浄土真宗でよかった -いつでもどこでも抱きしめられている-

松岡満優(まつおかまんゆう)

布教使 群馬県富岡市・蓮照寺住職

それなら安心ね

 7月の末に、「7年前の今週」という題で、スマートフォンに写真が送られてきました。スマホの機能のひとつに、自分で撮った写真が1年後、2年後と忘れた頃に送られてくるというものがあります。
 「7年前の今週」と題した写真は、花に埋もれた娘の唯(ゆい)の写真でした。棺(ひつぎ)いっぱいの花の中に眠るように目を閉じて横たわる唯。写真を見て、「教えてもらわなくても、忘れるはずがない。今日も家族で手を合わせておつとめしたよ」とつぶやきました。
 7年前の7月21日午前4時20分、唯は5歳6カ月と2週間の人生を終えました。同時に、生まれた時から付き合ってきた「メチルマロン酸血症」という病気と別れることができました。
 唯が息を引き取った時、妻は病院に向かっていましたが、間に合いませんでした。生後2週間の息子とともに、実家に帰っていたのです。
 病室に入るなり、妻は「唯ちゃん、ごめんね。間に合わなかったね」と、ほほ笑みながら涙を流して床に座り込んでしまいました。
 「唯が入院する時は、いつも付き添っていたのに...。唯が寂しがるから、いつもそばにいたのに...。唯はどうして私がいないところで死んでいかなければならないの...」
 そう独り言のようにつぶやく妻に私は「そうかぁ、今な、唯が息を引き取った時、唯ちゃん、阿弥陀如来という仏さまが唯ちゃんのことを、しっかり抱きしめてくださるから心配しなくていいんだよって言っておいたからね」と涙と鼻水で、ぐちゃぐちゃになった顔で、絞り出すように言いました。
 妻は「それなら安心ね」と一瞬、明るい顔になってくれました。
 「ご自分で産んだお子さんを亡くされる悲しみは壮絶です。お父さん、どうか奥さんのささえになってあげてください」と、医師から病院を出る時に言われました。
 妻と唯、そして、この娑婆(しゃば)に生まれたばかりの龍真(りゅうしん)を車に乗せて自坊へと向かいました。
 「ささえてあげてくださいと言われても、こっちが崩れ落ちそうだ」と思っていると、妻が「おとうちゃん、浄土真宗でよかったね。お念仏いただいていてよかったね」と、私を励ますように言ってくれました。
 ささえ励まさなければならない私が励まされ、元気づけられていました。
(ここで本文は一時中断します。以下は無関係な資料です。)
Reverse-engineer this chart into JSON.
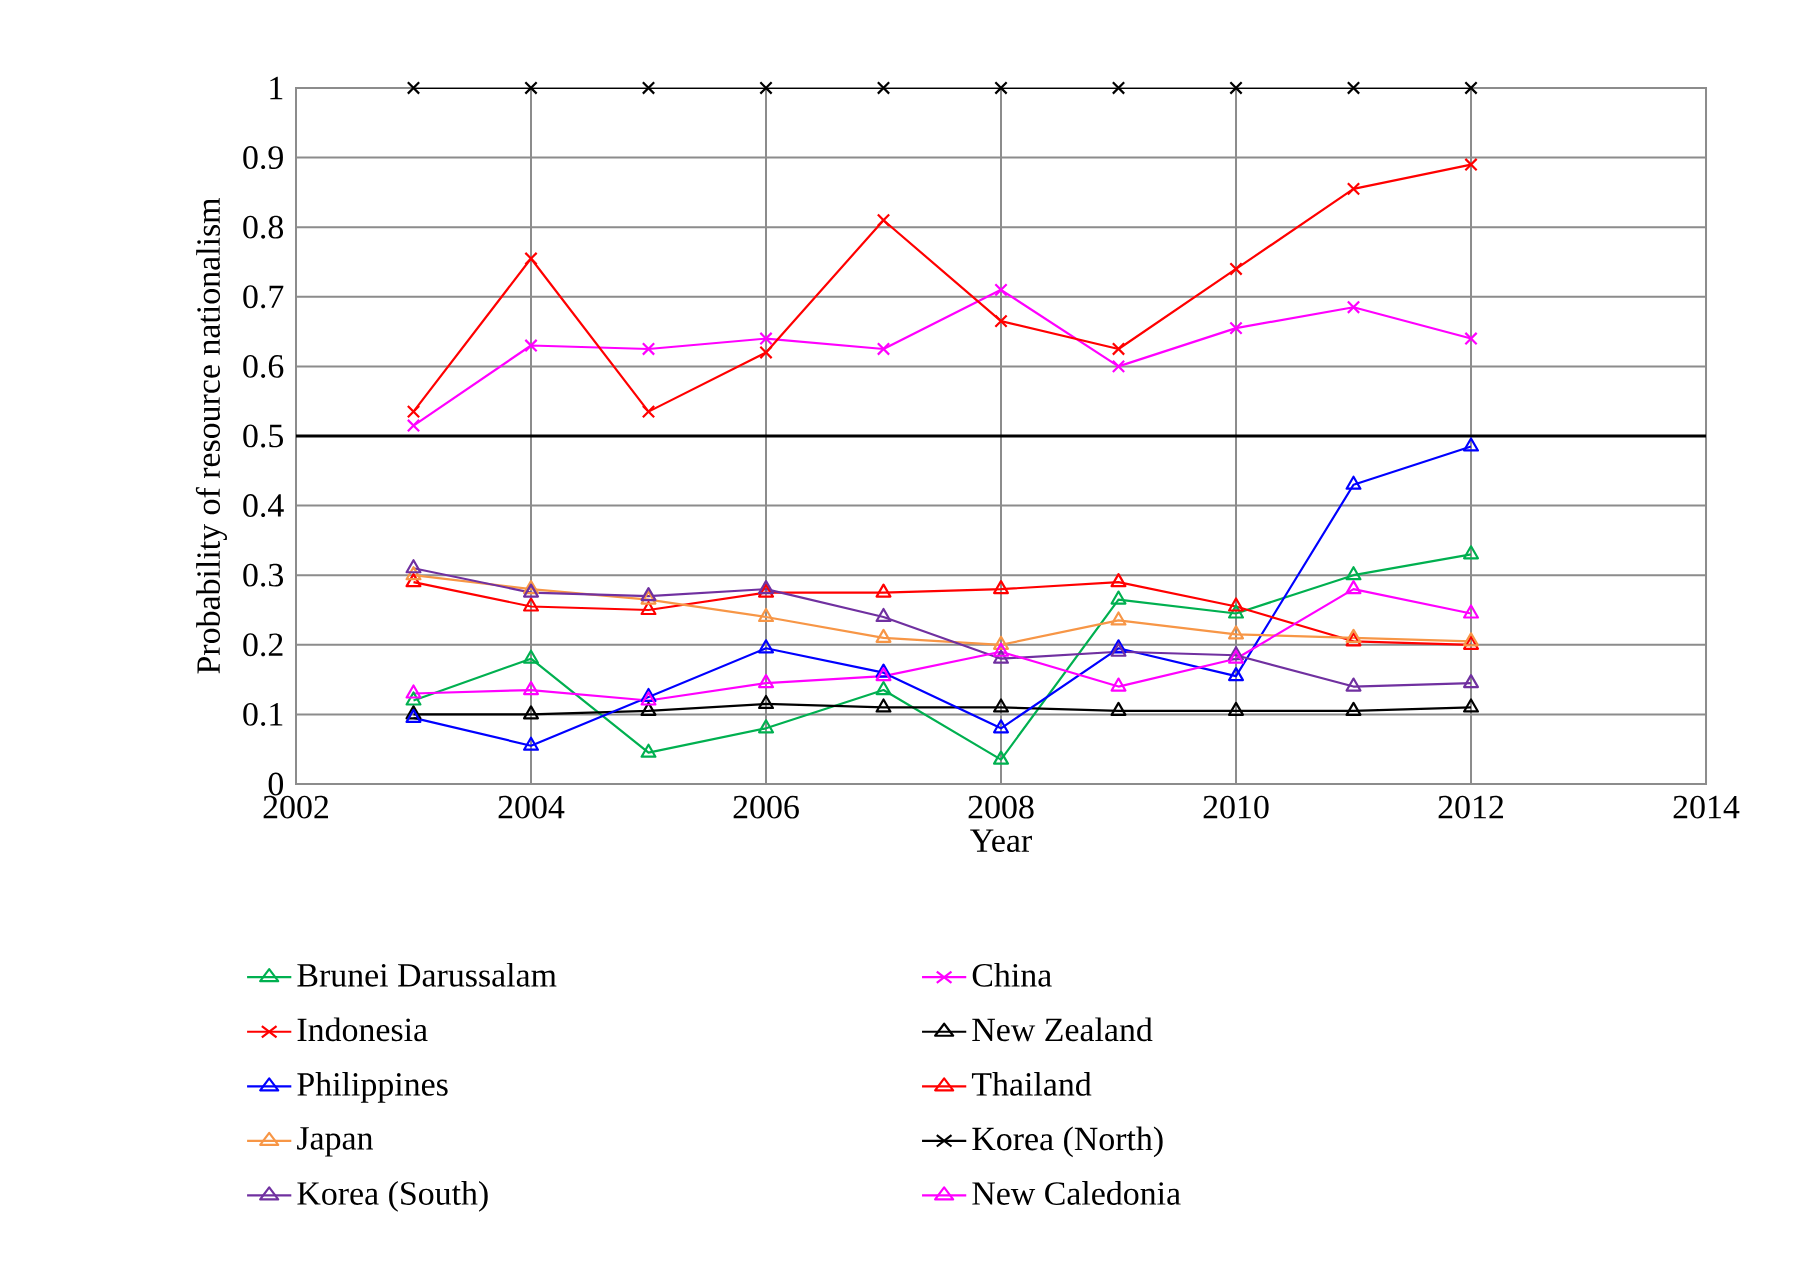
{
  "chart_data": {
    "type": "line",
    "xlabel": "Year",
    "ylabel": "Probability of resource nationalism",
    "x": [
      2003,
      2004,
      2005,
      2006,
      2007,
      2008,
      2009,
      2010,
      2011,
      2012
    ],
    "xlim": [
      2002,
      2014
    ],
    "xticks": [
      2002,
      2004,
      2006,
      2008,
      2010,
      2012,
      2014
    ],
    "ylim": [
      0,
      1
    ],
    "yticks": [
      0,
      0.1,
      0.2,
      0.3,
      0.4,
      0.5,
      0.6,
      0.7,
      0.8,
      0.9,
      1
    ],
    "grid": true,
    "legend": "bottom",
    "ref_lines": [
      {
        "axis": "y",
        "value": 0.5,
        "color": "#000000"
      }
    ],
    "series": [
      {
        "name": "Brunei Darussalam",
        "color": "#00b050",
        "marker": "triangle",
        "values": [
          0.12,
          0.18,
          0.045,
          0.08,
          0.135,
          0.035,
          0.265,
          0.245,
          0.3,
          0.33
        ]
      },
      {
        "name": "China",
        "color": "#ff00ff",
        "marker": "cross",
        "values": [
          0.515,
          0.63,
          0.625,
          0.64,
          0.625,
          0.71,
          0.6,
          0.655,
          0.685,
          0.64
        ]
      },
      {
        "name": "Indonesia",
        "color": "#ff0000",
        "marker": "cross",
        "values": [
          0.535,
          0.755,
          0.535,
          0.62,
          0.81,
          0.665,
          0.625,
          0.74,
          0.855,
          0.89
        ]
      },
      {
        "name": "New Zealand",
        "color": "#000000",
        "marker": "triangle",
        "values": [
          0.1,
          0.1,
          0.105,
          0.115,
          0.11,
          0.11,
          0.105,
          0.105,
          0.105,
          0.11
        ]
      },
      {
        "name": "Philippines",
        "color": "#0000ff",
        "marker": "triangle",
        "values": [
          0.095,
          0.055,
          0.125,
          0.195,
          0.16,
          0.08,
          0.195,
          0.155,
          0.43,
          0.485
        ]
      },
      {
        "name": "Thailand",
        "color": "#ff0000",
        "marker": "triangle",
        "values": [
          0.29,
          0.255,
          0.25,
          0.275,
          0.275,
          0.28,
          0.29,
          0.255,
          0.205,
          0.2
        ]
      },
      {
        "name": "Japan",
        "color": "#f79646",
        "marker": "triangle",
        "values": [
          0.3,
          0.28,
          0.265,
          0.24,
          0.21,
          0.2,
          0.235,
          0.215,
          0.21,
          0.205
        ]
      },
      {
        "name": "Korea (North)",
        "color": "#000000",
        "marker": "cross",
        "values": [
          1,
          1,
          1,
          1,
          1,
          1,
          1,
          1,
          1,
          1
        ]
      },
      {
        "name": "Korea (South)",
        "color": "#7030a0",
        "marker": "triangle",
        "values": [
          0.31,
          0.275,
          0.27,
          0.28,
          0.24,
          0.18,
          0.19,
          0.185,
          0.14,
          0.145
        ]
      },
      {
        "name": "New Caledonia",
        "color": "#ff00ff",
        "marker": "triangle",
        "values": [
          0.13,
          0.135,
          0.12,
          0.145,
          0.155,
          0.19,
          0.14,
          0.18,
          0.28,
          0.245
        ]
      }
    ]
  }
}
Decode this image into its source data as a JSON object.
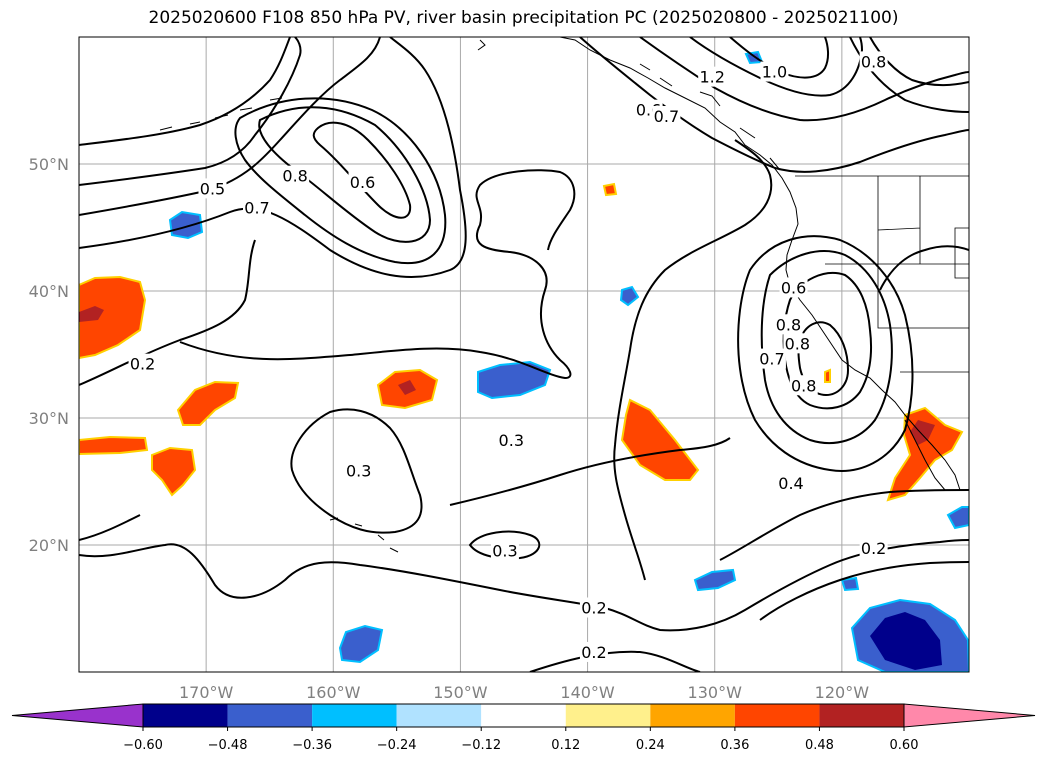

情けなさを感じながらも、その言葉は唯がしゃべってくれているようで、車の中の3人が、それを聞かせていただいている感覚になりました。
 「うん、うん」と涙で前が見えなくならないように目をしばたたかせながらうなずくと、妻が「いつか私がお坊さんになることがあったら、法名(ほうみょう)は釋唯照(しゃくゆいしょう)がいいなぁ。いつも唯ちゃんと一緒にいられる気がするから」と続けました。
 「唯に照らされ、唯を照らし、唯(ただ)照らされるか...」
 流れる涙をぬぐいながら、そう考えつつハンドルを握り続けました。

大いなる船に乗り

 昨年、11月26日に妻が得度(とくど)式を受けさせていただきました。本山の聞法(もんぼう)会館で待つ私と6歳になった龍真のもとに、度牒(どちょう)を手に笑顔で駆け寄って来た妻の顔は輝いて見えました。
 「右の者を度(ど)して本宗僧侶となし法名釋唯照を授ける」
 その文字が見えるように度牒を胸の前に持ち、はにかんでほほ笑む妻と龍真の写真をスマホで撮りました。
 「度す」とは、「渡(わた)す」ことです。仏さまが、人々を迷いの此岸(しがん)から悟りの彼岸へと渡すこと、迷いから救うことです。
 親鸞聖人は『教行信証』の最初に「ひそかにおもんみれば、難思(なんじ)の弘誓(ぐぜい)は難度海(なんどかい)を度(ど)する大船(だいぜん)」(わたしなりに考えてみると、思いはかることのできない阿弥陀仏の本願は、渡ることのできない迷いの海を渡してくださる大きな船である)」(註釈版聖典131ページ)と記されています。
 写真を撮った私は「おめでとう。浄土真宗でよかったね。お念仏いただいていてよかったね」と妻に言いました。
 「それって、ママがおとうちゃんに言った言葉じゃなかったっけ?」という龍真を抱きしめる私の写真を、今度は妻が撮りました。
 いつでも、どこでも、どんな時でも抱きしめられている。抱(いだ)かれている。阿弥陀さまに。大いなる他力の中に。